Ending a long-standing tomato suspension agreement could harm consumers in the U.S. and encourage retaliation by Mexico, one advocate for the deal says.
Britton Clarke, president of the Border Trade Alliance, wrote an opinion piece for the Rio Grande Guardian that warned U.S. agricultural exports to Mexico could be at “needless risk” because of protection sought by Florida tomato growers.
“The increased protection Florida is pursuing would involve placing high duties on Mexican produce, leading to increased prices, less variety for U.S. consumers, and a distribution monopoly for a few Florida growers, who ironically buy and repack Mexican tomatoes themselves,” she wrote in the column. Clarke said that the move also threatens the U.S. Mexico Canada Agreement, the successor agreement to the North American Free Trade Agreement.

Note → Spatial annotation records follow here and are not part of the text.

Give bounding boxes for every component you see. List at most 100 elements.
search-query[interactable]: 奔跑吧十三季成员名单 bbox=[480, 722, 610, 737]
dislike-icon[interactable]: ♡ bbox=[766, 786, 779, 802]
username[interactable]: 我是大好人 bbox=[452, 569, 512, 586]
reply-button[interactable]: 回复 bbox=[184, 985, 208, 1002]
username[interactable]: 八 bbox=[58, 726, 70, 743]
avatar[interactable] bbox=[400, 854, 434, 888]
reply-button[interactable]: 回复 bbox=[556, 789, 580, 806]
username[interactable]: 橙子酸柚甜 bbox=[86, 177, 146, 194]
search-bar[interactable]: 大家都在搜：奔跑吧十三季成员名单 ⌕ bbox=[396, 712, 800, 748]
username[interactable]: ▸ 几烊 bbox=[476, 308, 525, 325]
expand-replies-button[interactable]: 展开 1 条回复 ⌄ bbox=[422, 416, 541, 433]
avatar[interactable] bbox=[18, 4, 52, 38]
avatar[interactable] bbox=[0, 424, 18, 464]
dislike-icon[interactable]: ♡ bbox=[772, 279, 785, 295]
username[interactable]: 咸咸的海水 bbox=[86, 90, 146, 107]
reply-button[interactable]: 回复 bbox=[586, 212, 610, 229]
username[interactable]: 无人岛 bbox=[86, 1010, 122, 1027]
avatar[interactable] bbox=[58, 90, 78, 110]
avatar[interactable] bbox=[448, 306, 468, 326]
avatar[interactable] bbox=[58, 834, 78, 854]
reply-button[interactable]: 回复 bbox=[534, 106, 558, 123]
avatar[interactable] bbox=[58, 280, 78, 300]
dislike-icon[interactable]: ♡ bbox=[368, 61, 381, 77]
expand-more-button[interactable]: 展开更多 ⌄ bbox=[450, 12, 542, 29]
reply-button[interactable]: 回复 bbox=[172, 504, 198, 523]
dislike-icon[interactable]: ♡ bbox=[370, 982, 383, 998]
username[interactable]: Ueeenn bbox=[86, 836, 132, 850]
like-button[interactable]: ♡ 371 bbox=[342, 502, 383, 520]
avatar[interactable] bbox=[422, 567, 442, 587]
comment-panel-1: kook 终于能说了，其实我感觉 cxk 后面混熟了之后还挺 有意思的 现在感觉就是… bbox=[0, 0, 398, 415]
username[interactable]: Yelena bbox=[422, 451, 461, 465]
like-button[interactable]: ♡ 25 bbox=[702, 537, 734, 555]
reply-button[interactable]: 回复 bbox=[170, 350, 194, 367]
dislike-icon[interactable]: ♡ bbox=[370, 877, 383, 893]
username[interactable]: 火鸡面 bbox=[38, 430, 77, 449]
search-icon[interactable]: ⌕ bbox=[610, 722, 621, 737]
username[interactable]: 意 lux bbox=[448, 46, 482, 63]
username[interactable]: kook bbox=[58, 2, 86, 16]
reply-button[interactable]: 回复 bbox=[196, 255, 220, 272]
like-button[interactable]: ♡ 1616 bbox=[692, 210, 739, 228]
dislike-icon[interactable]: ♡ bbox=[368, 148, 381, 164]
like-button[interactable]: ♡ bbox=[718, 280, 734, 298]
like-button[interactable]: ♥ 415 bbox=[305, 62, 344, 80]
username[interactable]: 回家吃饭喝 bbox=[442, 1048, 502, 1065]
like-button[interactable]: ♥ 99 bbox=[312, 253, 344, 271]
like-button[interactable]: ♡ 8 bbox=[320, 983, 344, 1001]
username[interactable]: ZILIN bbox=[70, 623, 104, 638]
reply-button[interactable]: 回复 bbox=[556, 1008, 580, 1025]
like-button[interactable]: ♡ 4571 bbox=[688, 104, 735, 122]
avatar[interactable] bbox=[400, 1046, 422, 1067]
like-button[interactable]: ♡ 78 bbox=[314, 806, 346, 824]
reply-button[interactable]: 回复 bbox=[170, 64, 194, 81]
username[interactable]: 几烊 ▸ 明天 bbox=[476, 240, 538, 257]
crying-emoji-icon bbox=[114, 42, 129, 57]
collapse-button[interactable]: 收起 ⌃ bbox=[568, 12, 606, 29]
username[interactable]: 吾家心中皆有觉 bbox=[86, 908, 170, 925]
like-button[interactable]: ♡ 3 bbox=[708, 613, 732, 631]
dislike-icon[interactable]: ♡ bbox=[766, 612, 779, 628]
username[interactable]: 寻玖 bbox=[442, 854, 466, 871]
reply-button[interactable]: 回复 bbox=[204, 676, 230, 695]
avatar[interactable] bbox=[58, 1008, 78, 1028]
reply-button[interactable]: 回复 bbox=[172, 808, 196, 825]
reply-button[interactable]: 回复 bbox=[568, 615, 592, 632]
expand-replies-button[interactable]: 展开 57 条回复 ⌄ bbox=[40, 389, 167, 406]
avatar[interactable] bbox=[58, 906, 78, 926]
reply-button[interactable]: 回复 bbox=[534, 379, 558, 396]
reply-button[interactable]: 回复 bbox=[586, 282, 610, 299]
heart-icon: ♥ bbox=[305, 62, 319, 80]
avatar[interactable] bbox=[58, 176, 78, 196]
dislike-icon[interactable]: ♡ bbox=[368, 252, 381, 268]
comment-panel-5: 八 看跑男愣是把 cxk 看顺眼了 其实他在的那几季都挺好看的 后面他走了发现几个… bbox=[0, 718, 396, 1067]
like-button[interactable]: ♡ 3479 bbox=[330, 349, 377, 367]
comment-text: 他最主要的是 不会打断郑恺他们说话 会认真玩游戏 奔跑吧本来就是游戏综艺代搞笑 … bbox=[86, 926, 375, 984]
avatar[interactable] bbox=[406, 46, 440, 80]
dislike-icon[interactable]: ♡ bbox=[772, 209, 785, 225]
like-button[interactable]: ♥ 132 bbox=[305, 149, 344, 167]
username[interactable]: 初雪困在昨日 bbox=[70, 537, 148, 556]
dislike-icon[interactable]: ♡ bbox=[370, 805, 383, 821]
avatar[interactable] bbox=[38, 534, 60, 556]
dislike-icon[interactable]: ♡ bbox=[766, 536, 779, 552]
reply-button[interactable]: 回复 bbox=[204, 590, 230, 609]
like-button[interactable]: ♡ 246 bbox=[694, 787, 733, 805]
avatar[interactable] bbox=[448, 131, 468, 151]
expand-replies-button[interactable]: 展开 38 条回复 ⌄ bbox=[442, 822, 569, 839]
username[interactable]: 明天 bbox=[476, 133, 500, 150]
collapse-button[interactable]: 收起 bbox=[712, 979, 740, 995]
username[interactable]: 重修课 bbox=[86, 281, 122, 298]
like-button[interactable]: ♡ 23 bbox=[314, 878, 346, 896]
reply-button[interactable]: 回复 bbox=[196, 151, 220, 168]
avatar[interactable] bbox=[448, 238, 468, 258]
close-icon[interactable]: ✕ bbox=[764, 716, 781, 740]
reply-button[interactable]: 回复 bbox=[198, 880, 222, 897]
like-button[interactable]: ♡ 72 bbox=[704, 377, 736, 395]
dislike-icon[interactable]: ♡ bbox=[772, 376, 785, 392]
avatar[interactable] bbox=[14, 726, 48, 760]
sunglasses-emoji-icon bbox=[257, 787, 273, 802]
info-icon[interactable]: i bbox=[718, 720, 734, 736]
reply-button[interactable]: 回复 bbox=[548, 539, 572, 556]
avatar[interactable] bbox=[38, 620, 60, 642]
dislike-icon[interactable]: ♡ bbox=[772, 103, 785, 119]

“More ominously, it invites retaliation from Mexico against successful U.S. agricultural exports such as corn, wheat, soybeans, pears, apples and pork,” Clarke wrote in the column. “In other words, a few companies in Florida will, if successful, turn a ‘win-win’ in trilateral trade into a total loss.”
The U.S. International Trade Commission is hearing arguments from lawyers for Mexican tomato growers who want the commission to preserve the suspension agreement despite the Department of Commerce decision to withdraw from the pact May 7 and then resume its antidumping investigation against Mexican tomatoes.
“Given the importance of reciprocal trade between our countries and the future implementation of the USMCA, the termination of the Tomato Suspension Agreement would not only be unfortunate but harmful,” Clarke wrote in the column.
Florida growers and some of the state’s lawmakers say what they called unfair trade practices by Mexico have cost growers billions every year and are seeking greater protection of domestic growers through legislation.